The regulator will be providing the government with "technical support" during the withdrawal process, and has set out the five 'principles' it will use to guide this work. These also include continued cooperation with other international regulators; continued access to a "diverse" and skilled workforce; and retaining influence over any regulatory standards that continue to apply to the UK, according to the document.
The FCA will also begin its planned consumer awareness programme ahead of the August 2019 deadline for mis-sold payment protection insurance (PPI) claims; and continue its work on high-cost credit and retirement saving. It has also set out some of the biggest risks that UK financial firms will face over the coming year, including cyber crime, continuing low interest rates and changing demographics.
Separately, the FCA published a final version of the 'Mission' document it published for consultation last year, which is intended to give regulated firms and consumers more clarity about how it will prioritise its resources in order to deliver its statutory objectives. It will publish further documents over the coming year dealing specifically with authorisation and supervision; enforcement; encouraging competition; and influencing market design.
However, the FCA has postponed plans to simplify its regulatory Handbook "until the outcome on EU withdrawal is clear".

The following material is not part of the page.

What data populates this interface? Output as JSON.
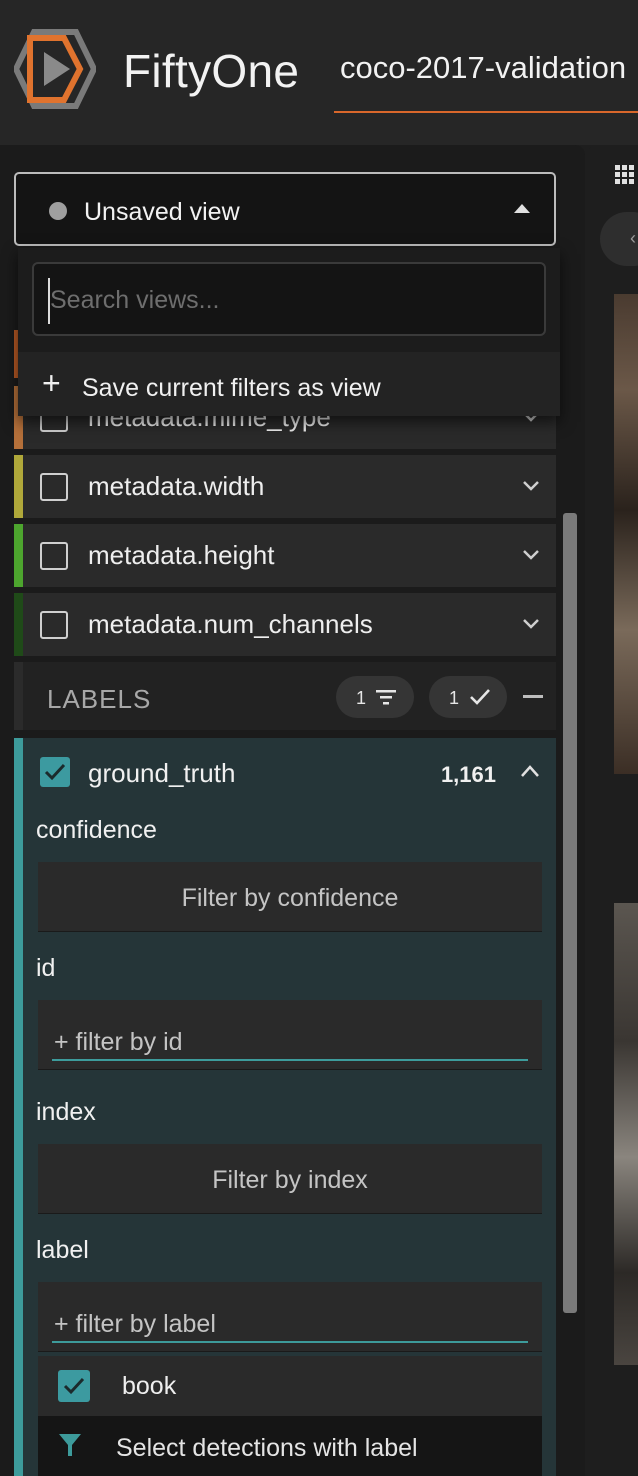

"Our mission is to serve the public interest through the objectives given to us by parliament," said Andrew Bailey, the FCA's chief executive. "The Mission [document] gives firms and consumers greater clarity about how and why we prioritise, protect and intervene in financial markets."
"To do this we will continue to make difficult decisions. When we make regulatory judgements, we will be more transparent about how we reached them as we know that this is something our stakeholders want," he said.
The FCA has "dedicated resource" to co-ordinate and manage its Brexit work, and "stands ready to respond to any contingencies or new obligations arising as a result of EU withdrawal", according to its business plan. It is also "working to make sure that any risks to our objectives, including any operational challenges, are identified and addressed, and that the UK's domestic markets, and the role they play in supporting the wider economy, is safeguarded", it said.
It has proposed a 1.5% increase in budget for 2017/18, to £526.9 million, which includes an additional £2.5m for Brexit costs, according to a draft consultation on fees and levies (138-page / 1.3MB PDF).
The FCA is expecting the social and economic implications of an ageing population, low interest rates and the rise in "less secure" forms of employment to have "major implications" for the pension and retirement income providers over the coming year and beyond, according to its business plan. Its work during 2017/18 will include proposing remedies to improve competition in the retirement income market; reviewing non-advised drawdown sales; and beginning a review of the non-workplace pensions market.
It will also continue to improve "trust and confidence" in the financial services sector through the Senior Managers and Certification Regime, and consult on extending individual accountability to all regulated firms in a way that is "simple, proportionate and clear" from next year, according to the business plan.